The jar was a little misty inside, like the mushrooms had been breathing, fogging it up. I handed the jar to Heidi in the front row to be passed around. Some of the kids sent it right on down the line, without even looking at it. I realized the kids who did all lived in my part of town.

“Some of you have probably seen them already,” I guessed.

“Duh. They’re in my yard,” said the other kid named Eric in my class. “I’m already sick of them.”

“My dog ate one and threw up,” said Monica.

“Well, I, uh … I don’t like them either, but I wanted to know more about them.” I stammered through what I knew about the honey fungus—that it was all one great big fungus that was who knows how old, and that most of it lived underground. That it was like an underground tree with a trunk at the center and a lot of limbs coming out every which way. That the branches grew close to the surface, and the mushrooms popped up aboveground. Ms. Weller didn’t correct me about anything, so it must have all been true.

“But why do they light up?” one kid asked.

“I don’t know,” I admitted. “The article wasn’t very specific.” A few kids laughed.

“They light up because they consume wood so quickly,” Ms. Weller said. “They need to get rid of energy or they’ll burn up, so they give that energy off as light.”

“I’ve seen Eric eat,” said Tom. “I’m surprised he doesn’t light up.” The class roared, and it was pretty funny, I have to admit.

“I heard they turn red,” said Tony when the laughter died down, “and then they blow up.”

“I think that only happens in video games,” I told him. The class laughed again.

“Do they burn you when you touch them?” a kid named Michael asked.

“No,” I said. “At least I don’t think so.” I wasn’t sure because I hadn’t touched any.

“Why don’t you reach into the jar and find out?” Heidi suggested.

“Ah, those mushrooms are old and half dead,” said Michael. “I mean the live ones.”

“Well, let’s go get some fresh ones, then,” she said. “There’s plenty on the football field.”

“What?” Tom leaned forward at his desk. “I was there yesterday. It was fine.”

“They must spread fast,” Heidi said. “Now there are mushrooms all over it.”

“But we have a game tomorrow!” said Randy.

“Not just any game,” said Tom. “A championship.”

“Nobody told the mushrooms,” she said.

A few kids ran to the window, but we were on the wrong side of the school to see the field.

“Can we go look?” I asked the teacher. “It’s scientific discovery.”

“I suppose,” she said.

So the class herded out of the school and to the football field, which, like Heidi said, was overgrown with mushrooms.

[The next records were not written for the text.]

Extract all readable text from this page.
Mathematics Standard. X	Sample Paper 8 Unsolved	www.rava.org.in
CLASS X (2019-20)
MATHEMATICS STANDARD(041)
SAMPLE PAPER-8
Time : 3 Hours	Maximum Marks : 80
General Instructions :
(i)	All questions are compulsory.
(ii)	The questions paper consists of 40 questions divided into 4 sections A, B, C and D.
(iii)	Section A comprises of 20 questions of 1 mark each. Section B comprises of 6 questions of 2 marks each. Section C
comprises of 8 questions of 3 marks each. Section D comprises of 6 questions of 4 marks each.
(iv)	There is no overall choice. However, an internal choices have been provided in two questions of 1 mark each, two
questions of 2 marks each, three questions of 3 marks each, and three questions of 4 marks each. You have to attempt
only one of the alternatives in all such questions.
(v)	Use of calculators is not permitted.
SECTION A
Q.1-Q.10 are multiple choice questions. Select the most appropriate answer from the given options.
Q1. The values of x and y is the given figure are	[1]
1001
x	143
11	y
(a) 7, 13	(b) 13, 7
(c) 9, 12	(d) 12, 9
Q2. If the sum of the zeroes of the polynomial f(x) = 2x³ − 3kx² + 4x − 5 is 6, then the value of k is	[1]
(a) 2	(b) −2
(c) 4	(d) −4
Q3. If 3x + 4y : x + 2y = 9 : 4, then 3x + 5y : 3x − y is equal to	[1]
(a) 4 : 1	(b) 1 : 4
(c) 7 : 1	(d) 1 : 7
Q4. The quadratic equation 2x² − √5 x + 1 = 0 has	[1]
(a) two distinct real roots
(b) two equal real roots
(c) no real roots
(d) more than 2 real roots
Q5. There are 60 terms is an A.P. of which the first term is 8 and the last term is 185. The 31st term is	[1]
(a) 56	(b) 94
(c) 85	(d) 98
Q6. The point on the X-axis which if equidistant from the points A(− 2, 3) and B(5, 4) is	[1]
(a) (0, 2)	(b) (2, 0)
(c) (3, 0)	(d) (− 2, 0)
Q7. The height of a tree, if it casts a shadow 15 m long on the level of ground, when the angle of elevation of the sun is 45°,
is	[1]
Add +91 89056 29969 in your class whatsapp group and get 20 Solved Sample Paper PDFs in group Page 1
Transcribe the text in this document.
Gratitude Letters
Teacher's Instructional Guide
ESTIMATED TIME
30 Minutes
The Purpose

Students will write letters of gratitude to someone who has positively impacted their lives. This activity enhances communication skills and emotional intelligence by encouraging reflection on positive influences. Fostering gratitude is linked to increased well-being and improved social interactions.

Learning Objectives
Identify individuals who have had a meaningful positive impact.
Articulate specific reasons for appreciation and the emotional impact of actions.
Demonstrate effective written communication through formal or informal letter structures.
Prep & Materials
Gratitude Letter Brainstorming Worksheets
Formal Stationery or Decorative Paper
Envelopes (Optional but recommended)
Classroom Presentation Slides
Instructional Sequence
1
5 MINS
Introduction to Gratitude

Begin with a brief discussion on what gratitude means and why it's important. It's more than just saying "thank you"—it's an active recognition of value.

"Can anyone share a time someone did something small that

It could have been worse. They were mostly in one corner, spreading out across the back of one end zone and down one sideline to about the thirty-yard line.

“They aren’t even lit up now,” said Michael.

“It’s hard to see the glow in daylight,” I told him.

Heidi dropped to her knees, cupped the mushrooms with her hands to create a dome of darkness, and peered into the gap between her thumbs.

“It’s true! They’re lit up!” She looked at her hands. “They’re not warm.” I reached down and brushed my fingertips along the caps. It was the first time I’d actually
touched them, and they felt like normal mushrooms, cool and a little slippery. You’d never know they were gobbling up nutrients so fast they were burning up.